Le sculture, tutte di carattere cultuale, raffigurano soprattutto Santi, ma di particolare pregio è la Madonna con Bambino in trono proveniente da Cerignola e databile tra il XIII e il XIV secolo. Anche la sezione degli argenti è notevole: tra gli ostensori, i calici, i pastorali, un posto d'onore ha la piccola 'pace', Instrumentum Pacis, raffigurante la Madonna della Purificazione, protettrice di Candela.
Un oggetto particolare è anche la Croce lignea di ebano e mogano, intarsiata di avorio e madreperla e riccamente figurata, proveniente da Rocchetta Sant' Antonio. L'ultima sezione riguarda i ricchi paramenti liturgici in seta ricamata in oro. Il Museo Diocesano di Ascoli Satriano è un vero tesoro artistico e culturale, che conserva opere di inestimabile valore storico e artistico legate alla fede e alla tradizione religiosa della zona.
Ascoli Satriano è un comune della provincia di Foggia, in Puglia, famoso per la sua storia millenaria e per il ricco patrimonio artistico e culturale che custodisce. Il Museo Diocesano rappresenta una tappa fondamentale per chi desidera immergersi nell'arte e nella spiritualità di questa affascinante località.
La visita al Museo permette di ammirare opere di grande valore artistico e di scoprire la storia e la tradizione religiosa del territorio circostante. Le tele, le sculture e gli oggetti liturgici esposti offrono uno spaccato della vita e della devozione dei fedeli di Ascoli Satriano nel corso dei secoli, regalando al visitatore un'esperienza unica e avvolgente.

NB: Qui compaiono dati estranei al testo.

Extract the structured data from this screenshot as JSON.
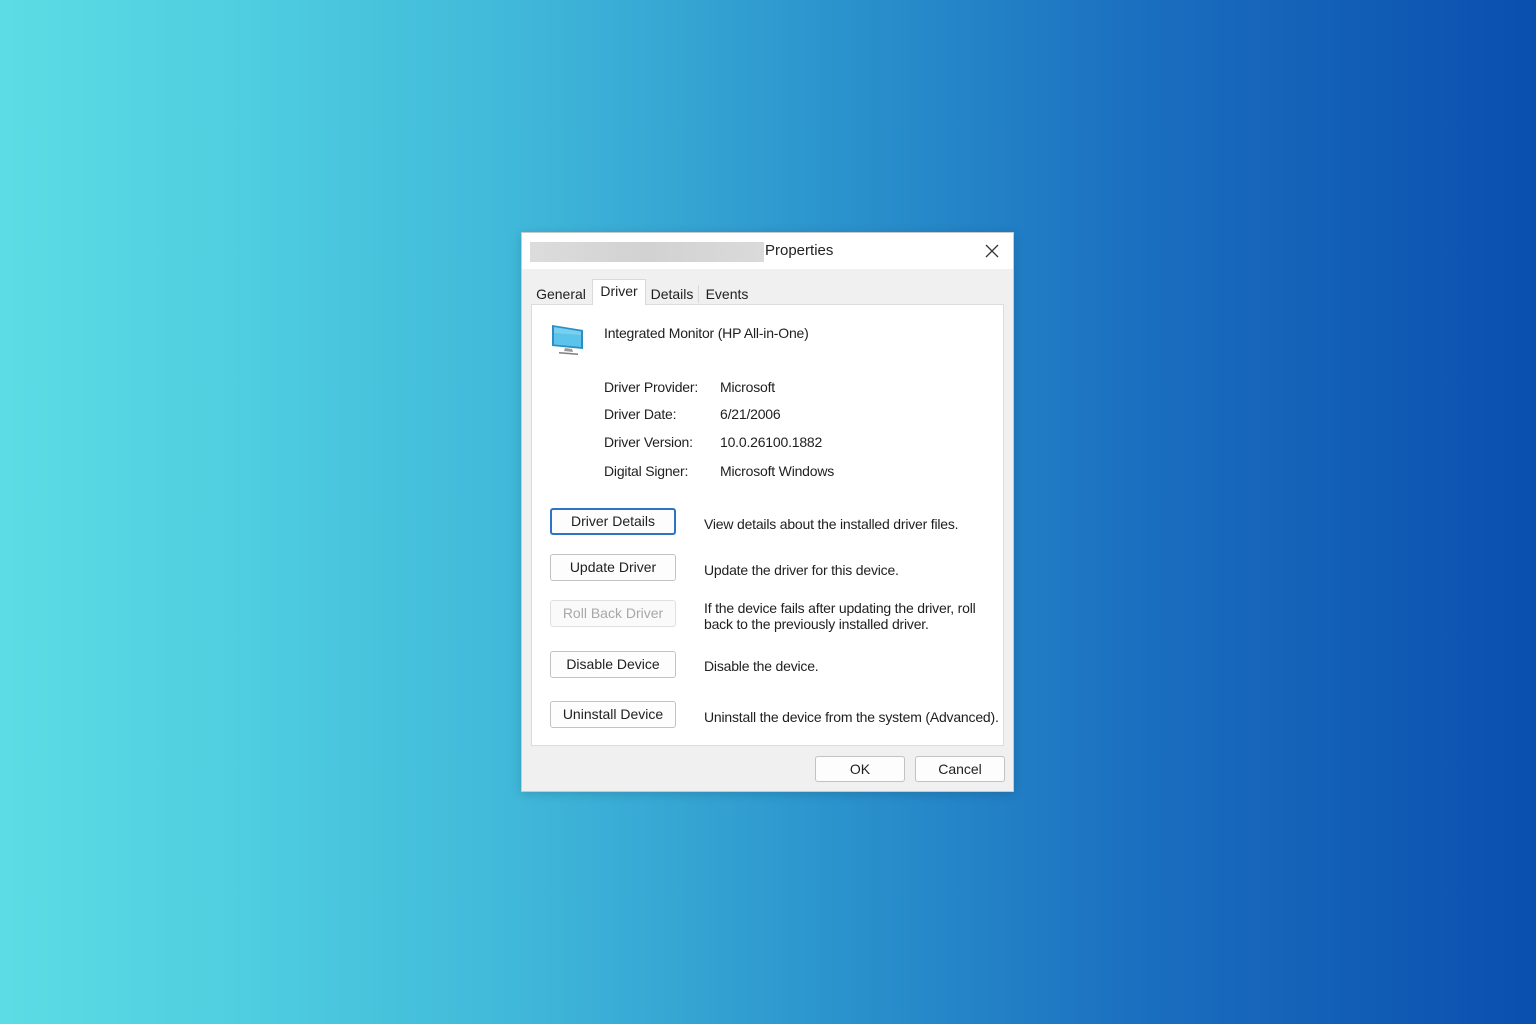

Il Museo Diocesano di Ascoli Satriano è dunque non solo un luogo di conservazione e esposizione, ma anche un ponte tra passato e presente, tra sacro e profano, che invita a riflettere sulla bellezza e sulla spiritualità che permeano la storia e la cultura di questa affascinante località pugliese. Visitare il Museo significa immergersi in un mondo di arte, fede e tradizione, e lasciarsi trasportare dall'emozione e dalla bellezza delle opere che vi sono custodite.